Alors qu’est manifeste l’incapacité de la « communauté internationale » à conjurer les spectres de « guerres majeures », plusieurs spécialistes soulignent et analysent les modifications du champ militaire : distribution de la puissance, imprévisibilité des acteurs, facilité d’accès aux techniques d’armement et de communication, quasi-disparition de la dissuasion nucléaire comme facteur modérateur — et brouillage des limites entre guerre et paix, public et privé, armée et police… Ce brouillage crée une ambiguïté qui, pour Jean-Baptiste Jeangène Vilmer, ancien directeur de l’Institut de recherche stratégique de l’École militaire (Irsem) à Paris, si elle aide à déstabiliser l’adversaire, revient surtout à « arsenaliser » l’économie, l’énergie, la faim, la pêche, les réfugiés, l’information, le droit ou la santé : « Tout peut devenir une arme » (1). Comme le notait naguère l’amiral Christophe Prazuck, l’état de « guerre permanente » ainsi créé fait le lit des stratégies hybrides, qui permettent d’« affaiblir durablement des économies, des États, des alliances : la théorie de la “victoire décisive” est remplacée par la pratique de la “souffrance interminable” » (2).
Ainsi vont les nombreuses guerres en zone grise, « sous le seuil » de l’affrontement direct, non assumées ni déclarées. La Russie ou la Chine, des puissances régionales comme l’Iran, « y jouent de la difficulté à attribuer les responsabilités de manœuvres pourtant très offensives », relève le général Thierry Burkhard, chef d’état-major des armées françaises, pour qui « l’usage désinhibé et dorénavant volontaire de la force est devenu normal. Il supplante désormais le système du droit ». Finis le « confort opérationnel », la supériorité automatique dans les airs ou sur les mers. Vient le temps de la contestation dans les fonds marins, l’espace exo-atmosphérique, le cyberespace…
En quelques années, le domaine spatial, longtemps considéré comme un bien commun et un sanctuaire stratégique, est devenu un terrain de compétition. Les satellites, cibles potentielles, devraient être plus de cent mille à l’horizon 2030, notamment grâce au productivisme des nouveaux opérateurs privés américains.
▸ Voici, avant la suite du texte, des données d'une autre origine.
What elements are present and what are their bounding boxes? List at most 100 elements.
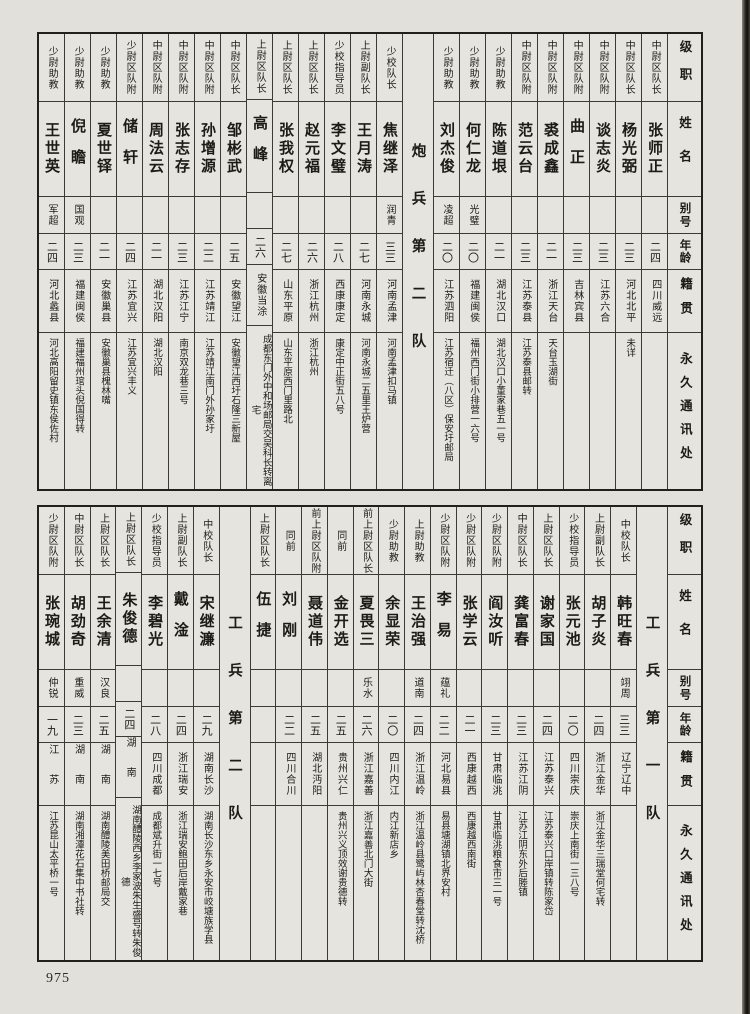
header-column: 级职 姓名 别号 年龄 籍贯 永久通讯处 [667, 34, 701, 489]
age-cell: 三三 [611, 707, 636, 743]
address-cell: 福建福州琯头倪国得转 [73, 338, 84, 433]
alias-cell [247, 193, 272, 230]
address-cell: 崇庆上南街一三八号 [567, 811, 578, 897]
section-label: 工兵第二队 [226, 614, 243, 853]
page-number: 975 [46, 971, 70, 986]
age-cell: 二三 [616, 234, 641, 270]
name-cell: 张志存 [169, 102, 194, 197]
native-place-cell: 安徽巢县 [91, 270, 116, 333]
native-place-cell: 山东平原 [273, 270, 298, 333]
name-cell: 朱俊德 [116, 573, 142, 666]
native-place-cell: 湖南 [64, 743, 90, 806]
address-cell: 甘肃临洮粮食市三一号 [490, 811, 501, 906]
person-column: 少尉助教 余显荣 二〇 四川内江 内江新店乡 [378, 507, 405, 960]
age-cell: 二四 [533, 707, 559, 743]
alias-cell [250, 670, 276, 707]
native-place-cell: 甘肃临洮 [482, 743, 508, 806]
alias-cell [116, 666, 142, 702]
native-place-cell: 河北易县 [430, 743, 456, 806]
native-place-cell: 贵州兴仁 [327, 743, 353, 806]
rank-cell: 中尉区队长 [221, 34, 246, 102]
person-column: 中尉区队附 周法云 二一 湖北汉阳 湖北汉阳 [142, 34, 168, 489]
age-cell: 二九 [193, 707, 219, 743]
native-place-cell: 福建闽侯 [65, 270, 90, 333]
alias-cell [221, 197, 246, 234]
rank-cell: 少尉助教 [434, 34, 459, 102]
alias-cell [325, 197, 350, 234]
age-cell: 三三 [377, 234, 402, 270]
alias-cell: 润青 [377, 197, 402, 234]
address-cell: 江苏江阴东外后塍镇 [516, 811, 527, 897]
address-cell: 江苏泰兴口岸镇转陈家岱 [541, 811, 552, 916]
name-cell: 焦继泽 [377, 102, 402, 197]
native-place-cell: 湖北汉口 [486, 270, 511, 333]
address-cell: 南京双龙巷三号 [177, 338, 188, 405]
address-cell: 浙江嘉善北门大街 [361, 811, 372, 887]
native-place-cell: 辽宁辽中 [611, 743, 636, 806]
name-cell: 李易 [430, 575, 456, 670]
address-cell: 福州西门街小排营一六号 [468, 338, 479, 443]
name-cell: 张师正 [642, 102, 667, 197]
rank-cell: 中尉区队附 [538, 34, 563, 102]
alias-cell: 翊周 [611, 670, 636, 707]
age-cell: 二三 [564, 234, 589, 270]
person-column: 少尉助教 王世英 军超 二四 河北蠡县 河北高阳留史镇东侯佐村 [39, 34, 64, 489]
rank-cell: 少尉助教 [460, 34, 485, 102]
person-column: 上尉副队长 胡子炎 二四 浙江金华 浙江金华三瑞堂何宅转 [584, 507, 611, 960]
rank-cell: 上尉区队长 [247, 34, 272, 101]
native-place-cell: 江苏靖江 [195, 270, 220, 333]
person-column: 上尉区队长 张我权 二七 山东平原 山东平原西门里路北 [272, 34, 298, 489]
person-column: 中尉区队长 龚富春 二三 江苏江阴 江苏江阴东外后塍镇 [507, 507, 533, 960]
address-cell: 安徽巢县槐林嘴 [99, 338, 110, 405]
name-cell: 余显荣 [379, 575, 405, 670]
person-column: 中尉区队附 孙增源 二二 江苏靖江 江苏靖江南门外孙家圩 [194, 34, 220, 489]
name-cell: 张元池 [559, 575, 585, 670]
person-column: 中尉区队附 曲正 二三 吉林宾县 [563, 34, 589, 489]
name-cell: 周法云 [143, 102, 168, 197]
address-cell: 湖南长沙东乡永安市峧塘族学县 [201, 811, 212, 944]
rank-cell: 少尉区队附 [430, 507, 456, 575]
age-cell: 二四 [116, 702, 142, 737]
rank-cell: 中尉区队长 [508, 507, 533, 575]
age-cell: 二八 [325, 234, 350, 270]
person-column: 上尉区队长 高峰 二六 安徽当涂 成都东门外中和场邮局交吴科长转离宅 [246, 34, 272, 489]
header-rank: 级职 [668, 507, 701, 575]
name-cell: 王世英 [39, 102, 64, 197]
person-column: 中尉区队长 邹彬武 二五 安徽望江 安徽望江西圩石隆三新屋 [220, 34, 246, 489]
alias-cell [276, 670, 302, 707]
alias-cell: 乐水 [353, 670, 379, 707]
name-cell: 张我权 [273, 102, 298, 197]
native-place-cell: 四川内江 [379, 743, 405, 806]
alias-cell [142, 670, 167, 707]
person-column: 少尉助教 陈道垠 二一 湖北汉口 湖北汉口小董家巷五一号 [485, 34, 511, 489]
person-column: 中尉区队长 胡劲奇 重威 二三 湖南 湖南湘潭花石集中书社转 [63, 507, 90, 960]
name-cell: 谢家国 [533, 575, 559, 670]
alias-cell: 国观 [65, 197, 90, 234]
name-cell: 曲正 [564, 102, 589, 197]
person-column: 少尉区队附 张学云 二一 西康越西 西康越西南街 [455, 507, 482, 960]
alias-cell [585, 670, 611, 707]
age-cell: 二四 [642, 234, 667, 270]
rank-cell: 中尉区队附 [564, 34, 589, 102]
person-column: 中尉区队长 杨光弼 二三 河北北平 未详 [615, 34, 641, 489]
rank-cell: 少尉助教 [39, 34, 64, 102]
name-cell: 孙增源 [195, 102, 220, 197]
person-column: 少尉区队附 张琬城 仲锐 一九 江苏 江苏昆山太平桥一号 [39, 507, 64, 960]
alias-cell [299, 197, 324, 234]
age-cell: 二七 [273, 234, 298, 270]
address-cell [590, 333, 615, 489]
artillery-roster-table: 级职 姓名 别号 年龄 籍贯 永久通讯处 中尉区队长 张师正 二四 四川威远 中尉区队长 杨光弼 二三河… [37, 32, 703, 491]
section-label-column: 工兵第一队 [636, 507, 667, 960]
rank-cell: 少校指导员 [325, 34, 350, 102]
native-place-cell: 浙江金华 [585, 743, 611, 806]
person-column: 少尉助教 刘杰俊 凌超 二〇 江苏泗阳 江苏宿迁（八区）保安圩邮局 [433, 34, 459, 489]
alias-cell [590, 197, 615, 234]
name-cell: 阎汝听 [482, 575, 508, 670]
native-place-cell: 浙江杭州 [299, 270, 324, 333]
alias-cell [117, 197, 142, 234]
person-column: 少尉区队附 李易 蕴礼 二二 河北易县 易县塘湖镇北界安村 [429, 507, 456, 960]
person-column: 前上尉区队长 夏畏三 乐水 二六 浙江嘉善 浙江嘉善北门大街 [352, 507, 379, 960]
rank-cell: 中尉区队附 [195, 34, 220, 102]
alias-cell [327, 670, 353, 707]
person-column: 少校队长 焦继泽 润青 三三 河南孟津 河南孟津扣马镇 [376, 34, 402, 489]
Plusieurs pays ont créé des commandements militaires de l’espace, et se proposent d’y développer une « défense active ». « La guerre du ciel est déclarée (3) », assure Xavier Pasco, directeur de la Fondation pour la recherche stratégique (FRS), qui s’inquiète du double danger de sa privatisation et de sa militarisation.
L’intelligence artificielle est également un nouvel horizon stratégique, souligne l’économiste Claude Serfati, spécialiste de l’armement, membre du conseil scientifique d’Attac (4). Elle améliore les performances des systèmes d’armes existants et la fiabilité de certaines tâches accomplies par les soldats. Déjà associée à d’autres technologies émergentes — l’informatique quantique, l’impression 3D ou les missiles hypersoniques —, elle le sera prochainement à la dissuasion nucléaire, dans le but de raccourcir les délais et de simplifier les chaînes de commandement. Avant d’intégrer le champ plus dangereux encore de la « décision autonome » ? « Les algorithmes produisent des résultats en partie non maîtrisés, au risque d’une imprévisibilité intrinsèque », s’inquiète Serfati. Le risque de perte de contrôle humain semble assumé, notamment au Pentagone.
(1) Jean-Baptiste Jeangène Vilmer, Le Réveil stratégique. Essai sur la guerre permanente, Seuil, Paris, 2024, 240 pages, 22 euros.
(2) Christophe Prazuck, « En deçà de la guerre, au-delà de la paix : les zones grises », Revue Défense nationale, n° 828, Paris, mars 2020.
(3) Xavier Pasco, La Ruée vers l’espace. Nouveaux enjeux géopolitiques, Tallandier, Paris, 2024, 368 pages, 20,90 euros.
(4) Claude Serfati, Un monde en guerres, Textuel, Paris, 2024, 352 pages, 22,90 euros.